Avevi visto prima d’ora il restyling del logo Nokia nel tempo? Sai perché era stato scelto un salmone come primo pittogramma? Te lo racconto, è una storia interessante.

Nel 1865 l’ingegnere minerario Knut Fredrik Idestam aprì una segheria con annessi impianti di lavorazione legno e cellulosa che si alimentavano grazie all’energia prodotta da un fiume, il Nokianvirta. Nuova location, nuovo brand, Knut scelse “Nokia Osakeyhtiö” come naming e definì la sua identità visuale attraverso un pittogramma che rappresentava un salmone. L’ipotesi più accreditata è quella che vede il salmone – pesce tipico Finlandese – il miglior candidato a rappresentare il concetto di energia idrica.

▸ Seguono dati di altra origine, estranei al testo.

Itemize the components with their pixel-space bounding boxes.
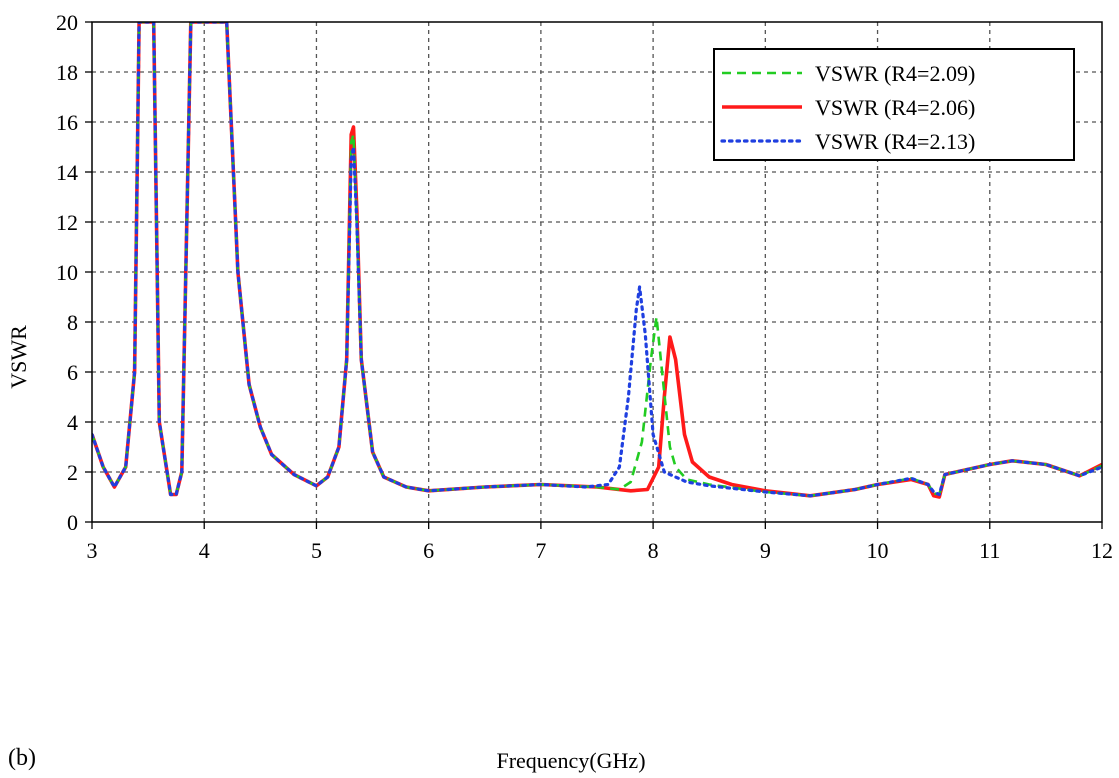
x-tick-label: 10 [867, 538, 889, 563]
legend-label-2: VSWR (R4=2.06) [815, 95, 975, 120]
y-tick-label: 2 [67, 460, 78, 485]
y-tick-label: 14 [56, 160, 78, 185]
y-axis-title: VSWR [6, 325, 31, 389]
y-tick-label: 8 [67, 310, 78, 335]
x-tick-label: 3 [87, 538, 98, 563]
legend-label-1: VSWR (R4=2.09) [815, 61, 975, 86]
axes [85, 21, 1103, 529]
panel-label-box [6, 737, 44, 773]
y-tick-label: 18 [56, 60, 78, 85]
series-line-3 [92, 22, 1102, 498]
x-tick-label: 7 [535, 538, 546, 563]
legend-label-3: VSWR (R4=2.13) [815, 129, 975, 154]
y-tick-label: 16 [56, 110, 78, 135]
x-tick-label: 6 [423, 538, 434, 563]
x-tick-label: 8 [648, 538, 659, 563]
x-tick-label: 11 [979, 538, 1000, 563]
x-tick-label: 5 [311, 538, 322, 563]
y-tick-label: 10 [56, 260, 78, 285]
x-tick-label: 4 [199, 538, 210, 563]
y-tick-label: 6 [67, 360, 78, 385]
y-tick-label: 12 [56, 210, 78, 235]
legend: VSWR (R4=2.09) VSWR (R4=2.06) VSWR (R4=2.1… [713, 48, 1075, 161]
y-tick-label: 4 [67, 410, 78, 435]
tick-labels: 3 4 5 6 7 8 9 10 11 12 0 2 4 6 8 10 12 14 16 18 20 [56, 10, 1113, 563]
series-layer [92, 22, 1102, 499]
x-tick-label: 9 [760, 538, 771, 563]
panel-label: (b) [8, 745, 36, 771]
x-axis-title: Frequency(GHz) [496, 748, 645, 773]
y-tick-label: 20 [56, 10, 78, 35]
x-tick-label: 12 [1091, 538, 1113, 563]
y-tick-label: 0 [67, 510, 78, 535]
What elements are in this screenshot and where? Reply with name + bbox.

Alcuni anni dopo, un’azienda chiamata “Società Finlandese della Gomma” decise di insediarsi sulle rive dello stesso fiume.
Gli affari della Società Finlandese della Gomma andavano a gonfie vele, soprattutto grazie alla fornitura di stivali (indovina un po’? In gomma!) e di maschere antigas per l’esercito, presto impegnato nella Prima Guerra Mondiale.
Spinti dalla corrente del fiume e dei buoni affari, Nokia Osakeyhtiö e Società Finlandese della Gomma si fondono in una holding alla quale nel 1966 si aggiunge anche la Finnish Cable Works, che decreterà il successo di Nokia nel campo delle telecomunicazioni grazie alla sua presenza nel settore come principale fornitrice di cavi per telefoni e telegrafi.

Evoluzione logo Nokia nel tempo

 

Tutti i restyling del logo Nokia dal 1865 a oggi

Il restyling del logo Nokia è uno di quei rari esempi di miglioramento sensato nel tempo. Infatti, dopo la versione temporanea rossa della holding che puoi vedere nell’immagine sopra, la nascita di Nokia come azienda e non più come holding ha fatto sì che i nuovi loghi puntassero a una progressiva semplificazione.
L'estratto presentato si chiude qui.